The spunky Mountain View firm details the experiment in a blog post, going over concepts such as bitstrings, quantum interference, quantum physics and mechanics, and so forth.
"The success of the quantum supremacy experiment was due to our improved two-qubit gates with enhanced parallelism that reliably achieve record performance, even when operating many gates simultaneously. We achieved this performance using a new type of control knob that is able to turn off interactions between neighboring qubits," Google explains.
There is quite a bit of technobabble to trudge through, but the gist of the argument is that Google's experiment proves its Sycamore hardware is leaps and bounds better than anything else, based on a random number checking algorithm it ran. IBM disagrees, essentially saying Google's testing is flawed.
"When their comparison to classical was made, they relied on an advanced simulation that leverages parallelism, fast and error-free computation, and large aggregate RAM, but failed to fully account for plentiful disk storage. In contrast, our Schrödinger-style classical simulation approach uses both RAM and hard drive space to store and manipulate the state vector," IBM says.

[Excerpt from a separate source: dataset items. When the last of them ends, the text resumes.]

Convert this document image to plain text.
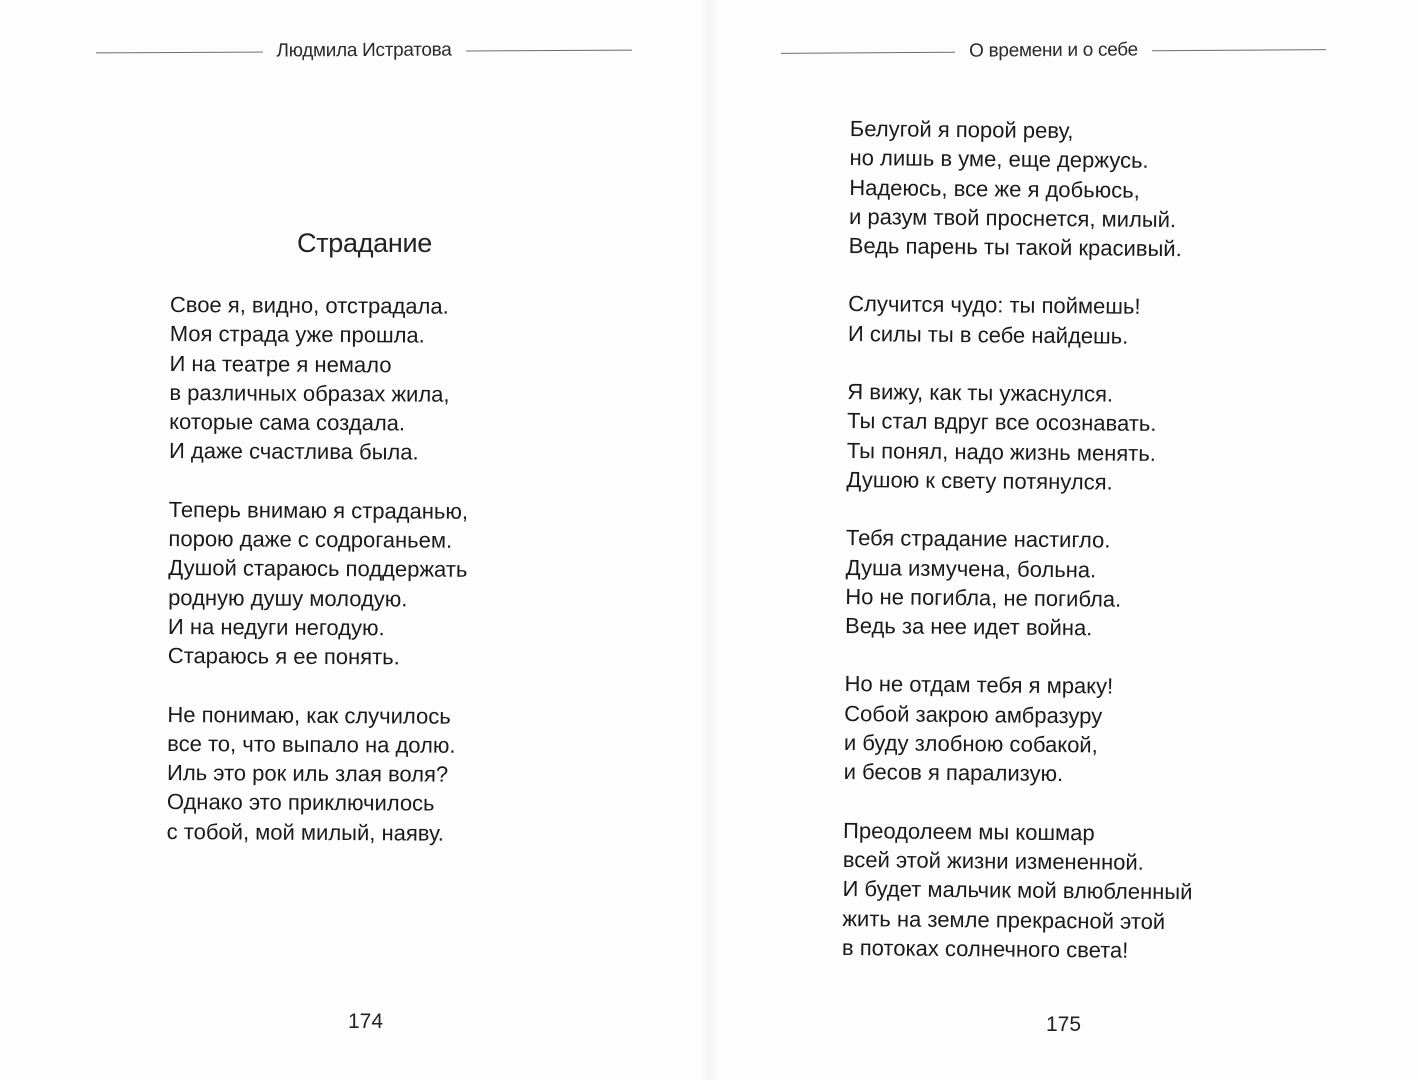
Людмила Истратова
Страдание
Свое я, видно, отстрадала.
Моя страда уже прошла.
И на театре я немало
в различных образах жила,
которые сама создала.
И даже счастлива была.
Теперь внимаю я страданью,
порою даже с содроганьем.
Душой стараюсь поддержать
родную душу молодую.
И на недуги негодую.
Стараюсь я ее понять.
Не понимаю, как случилось
все то, что выпало на долю.
Иль это рок иль злая воля?
Однако это приключилось
с тобой, мой милый, наяву.
174
О времени и о себе
Белугой я порой реву,
но лишь в уме, еще держусь.
Надеюсь, все же я добьюсь,
и разум твой проснется, милый.
Ведь парень ты такой красивый.
Случится чудо: ты поймешь!
И силы ты в себе найдешь.
Я вижу, как ты ужаснулся.
Ты стал вдруг все осознавать.
Ты понял, надо жизнь менять.
Душою к свету потянулся.
Тебя страдание настигло.
Душа измучена, больна.
Но не погибла, не погибла.
Ведь за нее идет война.
Но не отдам тебя я мраку!
Собой закрою амбразуру
и буду злобною собакой,
и бесов я парализую.
Преодолеем мы кошмар
всей этой жизни измененной.
И будет мальчик мой влюбленный
жить на земле прекрасной этой
в потоках солнечного света!
175
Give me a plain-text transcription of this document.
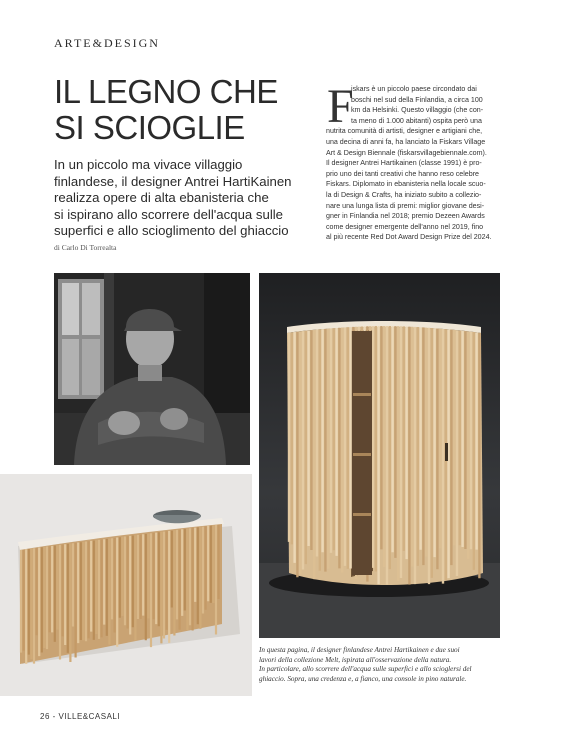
ARTE&DESIGN
IL LEGNO CHE
SI SCIOGLIE
In un piccolo ma vivace villaggio
finlandese, il designer Antrei HartiKainen
realizza opere di alta ebanisteria che
si ispirano allo scorrere dell'acqua sulle
superfici e allo scioglimento del ghiaccio
di Carlo Di Torrealta
F
iskars è un piccolo paese circondato dai
boschi nel sud della Finlandia, a circa 100
km da Helsinki. Questo villaggio (che con-
ta meno di 1.000 abitanti) ospita però una
nutrita comunità di artisti, designer e artigiani che,
una decina di anni fa, ha lanciato la Fiskars Village
Art & Design Biennale (fiskarsvillagebiennale.com).
Il designer Antrei Hartikainen (classe 1991) è pro-
prio uno dei tanti creativi che hanno reso celebre
Fiskars. Diplomato in ebanisteria nella locale scuo-
la di Design & Crafts, ha iniziato subito a collezio-
nare una lunga lista di premi: miglior giovane desi-
gner in Finlandia nel 2018; premio Dezeen Awards
come designer emergente dell'anno nel 2019, fino
al più recente Red Dot Award Design Prize del 2024.
In questa pagina, il designer finlandese Antrei Hartikainen e due suoi
lavori della collezione Melt, ispirata all'osservazione della natura.
In particolare, allo scorrere dell'acqua sulle superfici e allo scioglersi del
ghiaccio. Sopra, una credenza e, a fianco, una console in pino naturale.
26 - VILLE&CASALI
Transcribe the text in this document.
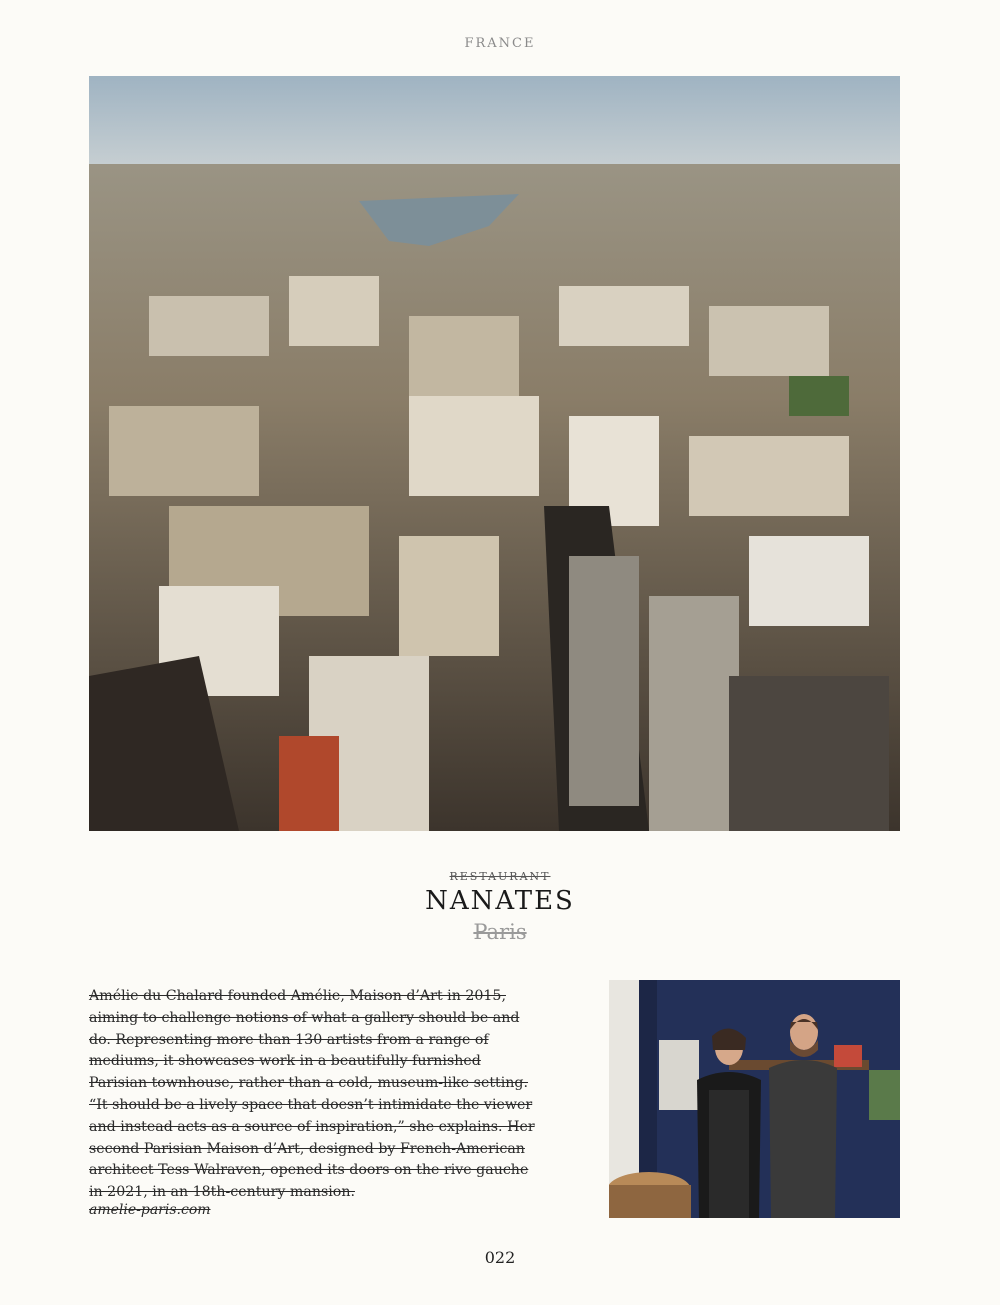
FRANCE
RESTAURANT
NANATES
Paris
Amélie du Chalard founded Amélie, Maison d’Art in 2015,
aiming to challenge notions of what a gallery should be and
do. Representing more than 130 artists from a range of
mediums, it showcases work in a beautifully furnished
Parisian townhouse, rather than a cold, museum-like setting.
“It should be a lively space that doesn’t intimidate the viewer
and instead acts as a source of inspiration,” she explains. Her
second Parisian Maison d’Art, designed by French-American
architect Tess Walraven, opened its doors on the rive gauche
in 2021, in an 18th-century mansion.
amelie-paris.com
022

The difference between 200 seconds and 10,000 years to compete a task is staggering. However, IBM claims the "performance-enhancing techniques employed" by its own hardware—circuit partitioning, tensor contraction deferral, gate aggregation and batching, other things that might make your head spin—reduces the gap significantly. Sycamore would still have an advantage, but in a worst case scenario, IBM says a classical system would take 2.5 days to perform the same task "and with far greater fidelity."
IBM does not stop there. It cautions against reading too much into the term "quantum supremacy," which is a sexy phrase to
plop into headlines.
"It is well known in the quantum community that we at IBM are concerned of where the term 'quantum supremacy' has gone...the 'supremacy' term is being misunderstood by nearly all (outside of the rarified world of quantum computing experts that can put it in the appropriate context)," IBM says.
IBM had plenty more to say on the topic (hit the link in the Via field below). In the end, though, IBM is not disparaging of quantum computing, it just takes issue with Google's assertion that Sycamore is the first example of a quantum computer doing something a classical computer is unable to do.